«Ce n’est rien de moins qu’un miracle», répète Paul Bouthillier, le président de la fabrique de la paroisse Sainte-Madeleine d’Outremont, à chacun des visiteurs venus dimanche le 7 mai pour admirer trois très grands tableaux de Guido Nincheri.
Recouvertes de peinture durant six décennies, ces œuvres réalisées au début des années 1930 ont été restaurées ce printemps grâce aux dons récoltés auprès de paroissiens, d’amoureux du patrimoine religieux, de la communauté italienne et de mécènes.

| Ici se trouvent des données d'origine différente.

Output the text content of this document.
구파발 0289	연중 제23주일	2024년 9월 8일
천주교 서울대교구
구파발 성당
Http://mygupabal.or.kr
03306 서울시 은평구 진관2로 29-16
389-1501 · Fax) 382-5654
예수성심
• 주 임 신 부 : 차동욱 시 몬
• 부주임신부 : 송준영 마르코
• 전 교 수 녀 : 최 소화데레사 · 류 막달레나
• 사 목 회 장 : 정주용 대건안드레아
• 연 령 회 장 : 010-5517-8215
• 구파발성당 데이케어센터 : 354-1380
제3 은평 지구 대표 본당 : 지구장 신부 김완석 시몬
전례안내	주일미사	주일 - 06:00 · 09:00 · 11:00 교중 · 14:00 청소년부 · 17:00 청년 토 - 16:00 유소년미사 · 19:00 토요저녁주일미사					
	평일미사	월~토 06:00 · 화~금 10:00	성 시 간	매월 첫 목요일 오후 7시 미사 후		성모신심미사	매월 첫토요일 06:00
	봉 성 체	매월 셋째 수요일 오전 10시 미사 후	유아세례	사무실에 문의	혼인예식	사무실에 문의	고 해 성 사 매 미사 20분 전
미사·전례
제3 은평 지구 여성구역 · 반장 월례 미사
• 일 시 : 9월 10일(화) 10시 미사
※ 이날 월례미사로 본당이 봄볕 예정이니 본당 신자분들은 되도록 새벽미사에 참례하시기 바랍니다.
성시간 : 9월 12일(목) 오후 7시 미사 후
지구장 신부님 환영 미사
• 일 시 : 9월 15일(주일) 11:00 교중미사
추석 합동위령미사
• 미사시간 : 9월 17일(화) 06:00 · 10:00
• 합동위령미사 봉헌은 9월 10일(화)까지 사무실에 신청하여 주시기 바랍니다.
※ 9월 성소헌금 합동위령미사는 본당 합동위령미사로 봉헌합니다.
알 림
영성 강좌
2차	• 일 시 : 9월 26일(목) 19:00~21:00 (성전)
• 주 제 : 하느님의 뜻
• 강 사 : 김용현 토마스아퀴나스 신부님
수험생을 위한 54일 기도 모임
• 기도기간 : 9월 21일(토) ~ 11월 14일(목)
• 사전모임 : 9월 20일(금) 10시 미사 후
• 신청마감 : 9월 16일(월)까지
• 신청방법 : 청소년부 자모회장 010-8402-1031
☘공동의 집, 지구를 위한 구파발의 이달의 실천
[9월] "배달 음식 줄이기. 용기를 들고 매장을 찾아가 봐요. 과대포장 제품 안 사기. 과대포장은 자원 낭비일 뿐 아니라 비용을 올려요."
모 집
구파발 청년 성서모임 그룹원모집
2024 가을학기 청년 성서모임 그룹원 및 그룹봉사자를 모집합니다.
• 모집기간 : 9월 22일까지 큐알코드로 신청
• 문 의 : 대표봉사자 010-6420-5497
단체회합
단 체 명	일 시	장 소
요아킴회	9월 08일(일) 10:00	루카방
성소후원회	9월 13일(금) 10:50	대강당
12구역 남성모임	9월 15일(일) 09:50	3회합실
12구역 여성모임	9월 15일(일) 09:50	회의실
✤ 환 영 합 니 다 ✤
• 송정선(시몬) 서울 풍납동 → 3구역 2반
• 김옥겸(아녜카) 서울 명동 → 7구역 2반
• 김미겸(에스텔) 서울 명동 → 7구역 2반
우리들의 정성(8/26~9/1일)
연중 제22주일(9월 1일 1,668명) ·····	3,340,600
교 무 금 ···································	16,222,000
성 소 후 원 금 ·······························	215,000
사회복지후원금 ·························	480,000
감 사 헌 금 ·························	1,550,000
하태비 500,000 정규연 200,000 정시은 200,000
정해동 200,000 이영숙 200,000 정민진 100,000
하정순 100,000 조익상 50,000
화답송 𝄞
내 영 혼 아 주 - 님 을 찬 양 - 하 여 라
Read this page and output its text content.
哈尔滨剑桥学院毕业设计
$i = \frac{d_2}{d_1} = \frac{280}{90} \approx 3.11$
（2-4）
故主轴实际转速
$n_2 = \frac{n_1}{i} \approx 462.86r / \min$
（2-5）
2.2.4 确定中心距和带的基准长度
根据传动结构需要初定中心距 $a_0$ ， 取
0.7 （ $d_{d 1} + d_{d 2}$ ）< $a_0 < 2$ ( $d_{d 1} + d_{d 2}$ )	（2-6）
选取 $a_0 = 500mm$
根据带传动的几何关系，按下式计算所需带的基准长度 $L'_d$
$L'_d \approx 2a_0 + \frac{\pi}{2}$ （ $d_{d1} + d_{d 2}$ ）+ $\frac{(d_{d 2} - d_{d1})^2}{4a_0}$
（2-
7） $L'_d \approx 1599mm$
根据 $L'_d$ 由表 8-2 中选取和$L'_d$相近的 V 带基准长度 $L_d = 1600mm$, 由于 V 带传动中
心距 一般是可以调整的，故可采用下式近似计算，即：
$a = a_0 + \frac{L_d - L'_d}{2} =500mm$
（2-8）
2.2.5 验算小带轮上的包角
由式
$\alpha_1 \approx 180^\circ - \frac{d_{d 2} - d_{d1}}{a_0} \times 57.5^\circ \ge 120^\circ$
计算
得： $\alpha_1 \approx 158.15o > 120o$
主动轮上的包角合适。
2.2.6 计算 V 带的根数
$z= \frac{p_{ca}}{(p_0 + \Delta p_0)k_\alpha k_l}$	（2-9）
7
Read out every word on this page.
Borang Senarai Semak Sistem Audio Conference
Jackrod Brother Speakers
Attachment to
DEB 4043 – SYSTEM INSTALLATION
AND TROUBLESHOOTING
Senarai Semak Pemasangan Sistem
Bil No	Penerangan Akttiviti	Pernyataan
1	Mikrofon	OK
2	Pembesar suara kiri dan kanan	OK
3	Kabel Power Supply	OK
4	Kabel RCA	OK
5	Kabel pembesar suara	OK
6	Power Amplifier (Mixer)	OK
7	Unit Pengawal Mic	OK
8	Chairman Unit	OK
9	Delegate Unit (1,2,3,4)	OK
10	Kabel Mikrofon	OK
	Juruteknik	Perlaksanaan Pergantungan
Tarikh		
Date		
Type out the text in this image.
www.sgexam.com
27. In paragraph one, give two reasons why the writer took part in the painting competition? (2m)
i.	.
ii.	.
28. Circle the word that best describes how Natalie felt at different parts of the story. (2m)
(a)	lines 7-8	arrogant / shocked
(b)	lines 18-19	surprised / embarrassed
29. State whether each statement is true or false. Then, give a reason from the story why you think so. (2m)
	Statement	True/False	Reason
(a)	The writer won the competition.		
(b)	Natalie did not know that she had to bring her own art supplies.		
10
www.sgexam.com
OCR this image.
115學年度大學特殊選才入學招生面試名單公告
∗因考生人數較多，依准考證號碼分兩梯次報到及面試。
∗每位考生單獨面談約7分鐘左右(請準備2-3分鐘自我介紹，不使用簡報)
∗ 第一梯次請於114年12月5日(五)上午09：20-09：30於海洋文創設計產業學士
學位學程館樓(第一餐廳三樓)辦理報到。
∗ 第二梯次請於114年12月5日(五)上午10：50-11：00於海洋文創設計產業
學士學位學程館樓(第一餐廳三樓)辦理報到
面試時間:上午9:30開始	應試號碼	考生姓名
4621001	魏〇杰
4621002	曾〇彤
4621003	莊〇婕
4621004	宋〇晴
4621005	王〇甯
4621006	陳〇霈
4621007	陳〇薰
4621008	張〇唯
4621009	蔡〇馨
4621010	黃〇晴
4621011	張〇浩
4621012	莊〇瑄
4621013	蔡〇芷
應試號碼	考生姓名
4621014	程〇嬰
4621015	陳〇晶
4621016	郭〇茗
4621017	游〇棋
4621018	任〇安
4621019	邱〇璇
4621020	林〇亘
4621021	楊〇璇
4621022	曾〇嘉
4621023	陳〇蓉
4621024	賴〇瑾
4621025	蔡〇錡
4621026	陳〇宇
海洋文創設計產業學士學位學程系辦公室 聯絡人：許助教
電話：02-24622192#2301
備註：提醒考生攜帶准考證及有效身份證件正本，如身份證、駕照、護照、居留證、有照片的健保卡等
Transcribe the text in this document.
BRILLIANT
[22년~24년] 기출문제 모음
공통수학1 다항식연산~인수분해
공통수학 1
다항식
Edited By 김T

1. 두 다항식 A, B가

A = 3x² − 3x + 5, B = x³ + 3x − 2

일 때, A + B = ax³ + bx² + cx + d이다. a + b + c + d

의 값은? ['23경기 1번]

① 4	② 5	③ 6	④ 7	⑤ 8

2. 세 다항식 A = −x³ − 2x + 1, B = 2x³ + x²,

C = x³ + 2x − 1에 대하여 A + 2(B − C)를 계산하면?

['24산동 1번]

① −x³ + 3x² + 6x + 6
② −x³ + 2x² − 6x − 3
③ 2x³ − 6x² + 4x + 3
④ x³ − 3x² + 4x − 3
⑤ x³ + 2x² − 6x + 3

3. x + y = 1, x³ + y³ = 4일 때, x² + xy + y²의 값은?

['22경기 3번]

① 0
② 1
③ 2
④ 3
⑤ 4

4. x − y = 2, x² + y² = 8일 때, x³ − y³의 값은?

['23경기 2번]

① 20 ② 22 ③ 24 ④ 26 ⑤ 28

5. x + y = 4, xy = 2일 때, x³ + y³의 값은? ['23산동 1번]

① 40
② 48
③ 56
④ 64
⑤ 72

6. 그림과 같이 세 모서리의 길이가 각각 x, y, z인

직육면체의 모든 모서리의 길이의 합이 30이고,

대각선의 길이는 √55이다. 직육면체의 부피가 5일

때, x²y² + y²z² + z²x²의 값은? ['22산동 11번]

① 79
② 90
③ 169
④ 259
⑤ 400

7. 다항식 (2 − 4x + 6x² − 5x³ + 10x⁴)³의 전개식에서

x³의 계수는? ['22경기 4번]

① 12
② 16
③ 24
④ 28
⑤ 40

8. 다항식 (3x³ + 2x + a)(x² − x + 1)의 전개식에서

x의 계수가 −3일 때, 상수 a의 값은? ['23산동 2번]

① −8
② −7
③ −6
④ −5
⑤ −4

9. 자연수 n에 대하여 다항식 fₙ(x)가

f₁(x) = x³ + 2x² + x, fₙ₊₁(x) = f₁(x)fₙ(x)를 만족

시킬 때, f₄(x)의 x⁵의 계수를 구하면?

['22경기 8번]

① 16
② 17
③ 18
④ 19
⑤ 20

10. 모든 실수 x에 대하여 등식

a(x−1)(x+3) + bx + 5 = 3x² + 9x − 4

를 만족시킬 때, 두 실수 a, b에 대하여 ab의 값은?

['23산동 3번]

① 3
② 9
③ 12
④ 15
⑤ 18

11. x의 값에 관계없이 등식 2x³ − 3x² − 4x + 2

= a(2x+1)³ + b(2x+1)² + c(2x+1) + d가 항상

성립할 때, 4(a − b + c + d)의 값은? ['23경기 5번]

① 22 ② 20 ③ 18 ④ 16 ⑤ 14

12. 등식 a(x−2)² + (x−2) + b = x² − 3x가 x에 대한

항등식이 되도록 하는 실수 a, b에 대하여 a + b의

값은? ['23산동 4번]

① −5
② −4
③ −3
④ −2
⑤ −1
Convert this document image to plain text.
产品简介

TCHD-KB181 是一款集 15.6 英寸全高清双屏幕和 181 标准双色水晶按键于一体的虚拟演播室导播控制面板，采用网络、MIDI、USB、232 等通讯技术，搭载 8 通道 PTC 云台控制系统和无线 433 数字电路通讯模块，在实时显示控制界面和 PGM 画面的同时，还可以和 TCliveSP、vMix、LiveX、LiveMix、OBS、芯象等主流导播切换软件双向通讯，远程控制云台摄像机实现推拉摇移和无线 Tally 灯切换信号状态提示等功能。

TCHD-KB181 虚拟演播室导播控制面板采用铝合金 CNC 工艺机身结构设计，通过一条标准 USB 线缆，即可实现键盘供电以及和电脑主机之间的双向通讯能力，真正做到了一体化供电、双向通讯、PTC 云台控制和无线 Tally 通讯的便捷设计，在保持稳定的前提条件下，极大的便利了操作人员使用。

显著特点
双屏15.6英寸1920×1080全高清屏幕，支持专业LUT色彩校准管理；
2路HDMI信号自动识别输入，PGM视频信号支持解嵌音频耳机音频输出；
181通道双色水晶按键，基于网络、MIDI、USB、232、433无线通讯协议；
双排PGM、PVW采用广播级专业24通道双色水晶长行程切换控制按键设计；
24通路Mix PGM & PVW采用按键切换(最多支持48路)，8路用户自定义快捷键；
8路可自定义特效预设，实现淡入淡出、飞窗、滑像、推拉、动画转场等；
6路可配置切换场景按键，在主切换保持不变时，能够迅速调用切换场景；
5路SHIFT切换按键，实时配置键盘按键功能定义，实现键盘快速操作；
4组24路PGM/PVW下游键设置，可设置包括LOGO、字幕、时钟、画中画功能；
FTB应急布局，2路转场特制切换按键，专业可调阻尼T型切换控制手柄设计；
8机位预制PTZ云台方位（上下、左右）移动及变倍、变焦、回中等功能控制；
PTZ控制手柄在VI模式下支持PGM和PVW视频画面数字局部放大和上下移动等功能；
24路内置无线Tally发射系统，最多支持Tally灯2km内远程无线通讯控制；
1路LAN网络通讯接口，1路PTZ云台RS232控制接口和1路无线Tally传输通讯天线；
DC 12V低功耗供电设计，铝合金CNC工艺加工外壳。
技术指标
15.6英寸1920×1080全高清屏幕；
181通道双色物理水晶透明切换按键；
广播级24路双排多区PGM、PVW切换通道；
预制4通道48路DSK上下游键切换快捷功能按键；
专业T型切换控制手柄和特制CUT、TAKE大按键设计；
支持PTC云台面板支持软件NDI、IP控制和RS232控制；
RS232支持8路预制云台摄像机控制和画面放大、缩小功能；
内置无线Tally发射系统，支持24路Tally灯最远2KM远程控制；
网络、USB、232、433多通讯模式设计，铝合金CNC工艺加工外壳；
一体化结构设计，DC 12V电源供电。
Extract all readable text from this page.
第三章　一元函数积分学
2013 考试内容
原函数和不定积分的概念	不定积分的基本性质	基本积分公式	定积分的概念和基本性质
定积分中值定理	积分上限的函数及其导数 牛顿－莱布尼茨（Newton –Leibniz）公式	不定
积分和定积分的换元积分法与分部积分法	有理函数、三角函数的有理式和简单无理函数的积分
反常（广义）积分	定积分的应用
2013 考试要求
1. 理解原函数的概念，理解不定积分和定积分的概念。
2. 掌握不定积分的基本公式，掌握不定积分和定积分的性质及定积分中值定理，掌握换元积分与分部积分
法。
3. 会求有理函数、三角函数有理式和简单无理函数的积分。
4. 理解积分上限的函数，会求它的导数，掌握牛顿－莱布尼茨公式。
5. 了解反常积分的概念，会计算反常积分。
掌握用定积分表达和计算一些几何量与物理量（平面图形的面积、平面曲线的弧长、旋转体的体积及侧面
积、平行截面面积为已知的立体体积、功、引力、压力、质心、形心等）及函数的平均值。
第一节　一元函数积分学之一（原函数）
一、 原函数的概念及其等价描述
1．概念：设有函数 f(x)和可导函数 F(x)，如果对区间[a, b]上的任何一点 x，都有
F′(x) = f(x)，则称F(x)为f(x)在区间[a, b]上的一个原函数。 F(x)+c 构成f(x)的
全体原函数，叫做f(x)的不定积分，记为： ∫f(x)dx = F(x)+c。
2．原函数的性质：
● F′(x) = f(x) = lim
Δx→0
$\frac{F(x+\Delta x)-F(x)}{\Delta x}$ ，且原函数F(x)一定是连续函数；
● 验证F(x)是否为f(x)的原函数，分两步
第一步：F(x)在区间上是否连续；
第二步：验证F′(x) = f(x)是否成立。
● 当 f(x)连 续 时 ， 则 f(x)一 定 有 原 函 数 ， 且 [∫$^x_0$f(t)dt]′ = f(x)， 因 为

«Pas un sou des gouvernements ici, seulement des contributions du public, un miracle», précise le président de la fabrique.
«Le coût de construction de cette église a été de 260 000 $», rappelle alors Hubert Sacy, coordonnateur de la campagne de financement instituée pour faire revivre les œuvres de Nincheri. «Pour mettre à jour trois peintures, ça nous a coûté 175 000 $.»
Mais les efforts des bénévoles ont été récompensés. Le résultat de la restauration des murs du transept nord-ouest de l’église a visiblement conquis les visiteurs venus admirer ces œuvres, peu après la messe dominicale. Ils ont pu longuement admirer La résurrection de Lazare et Jésus chez Marthe et Marie dans la région du Jourdain, de grandes peintures aux couleurs vives et aux multiples détails. À leur droite, on a aussi dévoilé deux saints martyrs canadiens, les jésuites Antoine Daniel et Noël Chabanel. Les six autres martyrs, dont Jean de Brébeuf et Gabriel Lalemant, sont toujours recouverts de peinture dans les transepts de gauche et de droite.
«En recouvrant ces tableaux de peinture à l’eau, cela a eu malgré tout un effet bénéfique», reconnaît aujourd’hui Hubert Sacy. Ils ont été protégés, durant soixante ans, de la fumée des bougies, des lampions et de l’encens. «Le résultat, c’est qu’on a des couleurs éclatantes.»
Prêtre-administrateur de la paroisse Sainte-Madeleine, le père Nicolas Matias Sengson, lui-même un musicien, un iconographe et un spécialiste de la liturgie, comprend lui aussi difficilement qu’au nom du renouveau liturgique, on ait osé recouvrir de peinture blanche chacun des murs, des plafonds et des colonnes de l’église, tous peints et décorés par cet artiste qu’on a surnommé le Michel-Ange de Montréal.
«Comment ont-ils pu avoir le culot de tout recouvrir?», lance-t-il en promenant son regard vers chacun des murs de l’église Sainte-Madeleine. «Ils devaient avoir une raison noble pour faire cela», espère-t-il. «Après tout, ce n’étaient pas des méchants.»
Le religieux regrette surtout que les ouvriers responsables de peinturer l’église dans les années 1960 ont caché aux paroissiens non seulement de grandioses œuvres d’art mais aussi de véritables catéchèses qu’il faut mettre en lumière.
«Pour moi, l’expression de foi inclut la recherche, le cheminement et la découverte. Ici, ce projet de restauration nous incite à faire la recherche, à découvrir et à dévoiler un trésor», dit-il. «À l’heure des médias, de la vidéographie et des réseaux sociaux, le dévoilement devient un projet de foi.»

Hubert Sacy voudrait bien dévoiler neufs autres œuvres de Guido Nincheri dans cette église d’Outremont. Il estime le coût de ces travaux à 600 000 $.
Dès l’automne, promet-il, il cherchera à amasser cette somme en faisant de nouveau appel à la générosité du public.